Creating NumPy Arrays

NumPy arrays are similar to Python lists but more efficient for numerical operations. You can create arrays from lists or use built-in functions.

python
import numpy as np

# From a list
arr = np.array([1, 2, 3, 4, 5])
print(arr)

# Using built-in functions
zeros = np.zeros((3, 3))
ones = np.ones((2, 4))
randoms = np.random.rand(2, 3)
print(zeros, ones, randoms)

Array Operations and Vectorization

NumPy allows element-wise operations without loops.

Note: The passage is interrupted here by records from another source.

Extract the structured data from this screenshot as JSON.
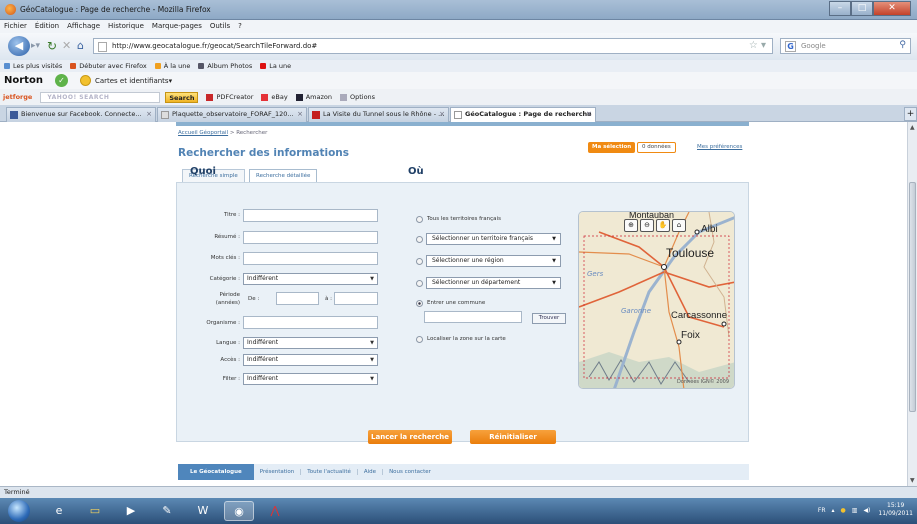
{
  "window": {
    "title": "GéoCatalogue : Page de recherche - Mozilla Firefox"
  },
  "menu": [
    "Fichier",
    "Édition",
    "Affichage",
    "Historique",
    "Marque-pages",
    "Outils",
    "?"
  ],
  "nav": {
    "url": "http://www.geocatalogue.fr/geocat/SearchTileForward.do#",
    "search_placeholder": "Google"
  },
  "bookmarks": [
    "Les plus visités",
    "Débuter avec Firefox",
    "À la une",
    "Album Photos",
    "La une"
  ],
  "norton": {
    "logo": "Norton",
    "identity": "Cartes et identifiants"
  },
  "toolbar2": {
    "jf": "jetforge",
    "ysearch": "YAHOO! SEARCH",
    "search_btn": "Search",
    "pdf": "PDFCreator",
    "ebay": "eBay",
    "amazon": "Amazon",
    "options": "Options"
  },
  "tabs": [
    {
      "label": "Bienvenue sur Facebook. Connecte...",
      "color": "#3b5998"
    },
    {
      "label": "Plaquette_observatoire_FORAF_120...",
      "color": "#cccccc"
    },
    {
      "label": "La Visite du Tunnel sous le Rhône - ...",
      "color": "#c41e1e"
    },
    {
      "label": "GéoCatalogue : Page de recherche",
      "color": "#ffffff"
    }
  ],
  "page": {
    "breadcrumb_link": "Accueil Géoportail",
    "breadcrumb_current": "Rechercher",
    "title": "Rechercher des informations",
    "selection_label": "Ma sélection",
    "selection_count": "0 données",
    "preferences": "Mes préférences",
    "search_tabs": [
      "Recherche simple",
      "Recherche détaillée"
    ]
  },
  "quoi": {
    "heading": "Quoi",
    "titre": "Titre :",
    "resume": "Résumé :",
    "mots_cles": "Mots clés :",
    "categorie": "Catégorie :",
    "categorie_value": "Indifférent",
    "periode": "Période",
    "annees": "(années)",
    "de": "De :",
    "a": "à :",
    "organisme": "Organisme :",
    "langue": "Langue :",
    "langue_value": "Indifférent",
    "acces": "Accès :",
    "acces_value": "Indifférent",
    "filter": "Filter :",
    "filter_value": "Indifférent"
  },
  "ou": {
    "heading": "Où",
    "tous": "Tous les territoires français",
    "territoire": "Sélectionner un territoire français",
    "region": "Sélectionner une région",
    "departement": "Sélectionner un département",
    "commune": "Entrer une commune",
    "trouver": "Trouver",
    "localiser": "Localiser la zone sur la carte",
    "map_credit": "Données IGN© 2009",
    "map_places": [
      "Montauban",
      "Albi",
      "Toulouse",
      "Gers",
      "Garonne",
      "Carcassonne",
      "Foix"
    ]
  },
  "actions": {
    "launch": "Lancer la recherche",
    "reset": "Réinitialiser"
  },
  "footer_nav": [
    "Le Géocatalogue",
    "Présentation",
    "Toute l'actualité",
    "Aide",
    "Nous contacter"
  ],
  "status": "Terminé",
  "taskbar": {
    "lang": "FR",
    "time": "15:19",
    "date": "11/09/2011"
  },
  "colors": {
    "accent": "#f08a12",
    "link": "#3c6e9e",
    "title": "#5183b4"
  }
}
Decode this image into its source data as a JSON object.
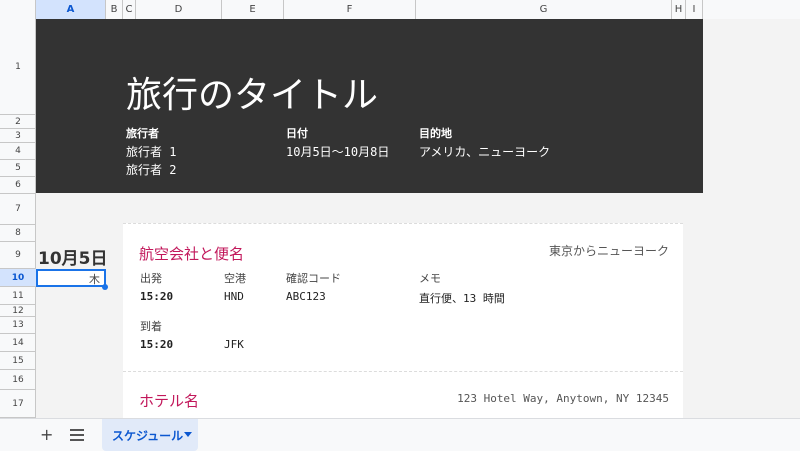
{
  "columns": [
    "A",
    "B",
    "C",
    "D",
    "E",
    "F",
    "G",
    "H",
    "I"
  ],
  "rows": [
    "1",
    "2",
    "3",
    "4",
    "5",
    "6",
    "7",
    "8",
    "9",
    "10",
    "11",
    "12",
    "13",
    "14",
    "15",
    "16",
    "17"
  ],
  "banner": {
    "title": "旅行のタイトル",
    "travelers_label": "旅行者",
    "travelers": [
      "旅行者 1",
      "旅行者 2"
    ],
    "dates_label": "日付",
    "dates": "10月5日～10月8日",
    "destination_label": "目的地",
    "destination": "アメリカ、ニューヨーク"
  },
  "day": {
    "date": "10月5日",
    "weekday": "木"
  },
  "flight": {
    "title": "航空会社と便名",
    "route": "東京からニューヨーク",
    "departure_label": "出発",
    "departure_time": "15:20",
    "airport_label": "空港",
    "departure_airport": "HND",
    "confirmation_label": "確認コード",
    "confirmation_code": "ABC123",
    "memo_label": "メモ",
    "memo": "直行便、13 時間",
    "arrival_label": "到着",
    "arrival_time": "15:20",
    "arrival_airport": "JFK"
  },
  "hotel": {
    "title": "ホテル名",
    "address": "123 Hotel Way, Anytown, NY 12345"
  },
  "bottom": {
    "add_sheet": "+",
    "sheet_tab": "スケジュール"
  },
  "colors": {
    "banner_bg": "#333333",
    "accent_pink": "#c2185b",
    "selection_blue": "#1a73e8"
  }
}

This vectorization makes computations faster and cleaner.

python
a = np.array([1, 2, 3])
b = np.array([4, 5, 6])

# Element-wise addition
print(a + b)
# Element-wise multiplication
print(a * b)
# Scalar operations
print(a * 10)

Indexing and Slicing

You can access elements, rows, columns, or subarrays using indexing and slicing, similar to Python lists but more powerful for multi-dimensional arrays.

python
matrix = np.array([[1, 2, 3], [4, 5, 6], [7, 8, 9]])

# Access element
print(matrix[0, 1])  # row 0, col 1

# Slice row
print(matrix[1, :])

# Slice column
print(matrix[:, 2])

Broadcasting

Broadcasting lets NumPy perform operations on arrays of different shapes by automatically expanding them to be compatible.

python
a = np.array([[1, 2, 3], [4, 5, 6]])
b = np.array([10, 20, 30])
print(a + b)  # b is broadcasted to match a's shape

Common Mathematical Functions

python
arr = np.array([1, 4, 9, 16])
print(np.sqrt(arr))
print(np.mean(arr))
print(np.sum(arr))
print(np.max(arr))
print(np.min(arr))

Best Practices

  • Prefer NumPy arrays over Python lists for numerical computation.
  • Use vectorized operations instead of loops for performance.
  • Leverage built-in NumPy functions rather than writing custom math operations.
  • Understand broadcasting to avoid shape errors.

Common Misconceptions

  • NumPy is only for large datasets — even small arrays benefit from speed.
  • You can’t mix Python lists and NumPy arrays directly in arithmetic; convert lists first.
  • Slicing a NumPy array creates a view, not a copy. Modifying the slice changes the original array.

NumPy Official Documentation

💡 Think of NumPy as a supercharged Python list that can handle large numerical computations efficiently, with powerful math functions and broadcasting.

Mini Project Step

Create a 5x5 matrix of random numbers, calculate the row-wise mean, column-wise sum, and generate a new matrix where each element is squared. Explore slicing to extract submatrices.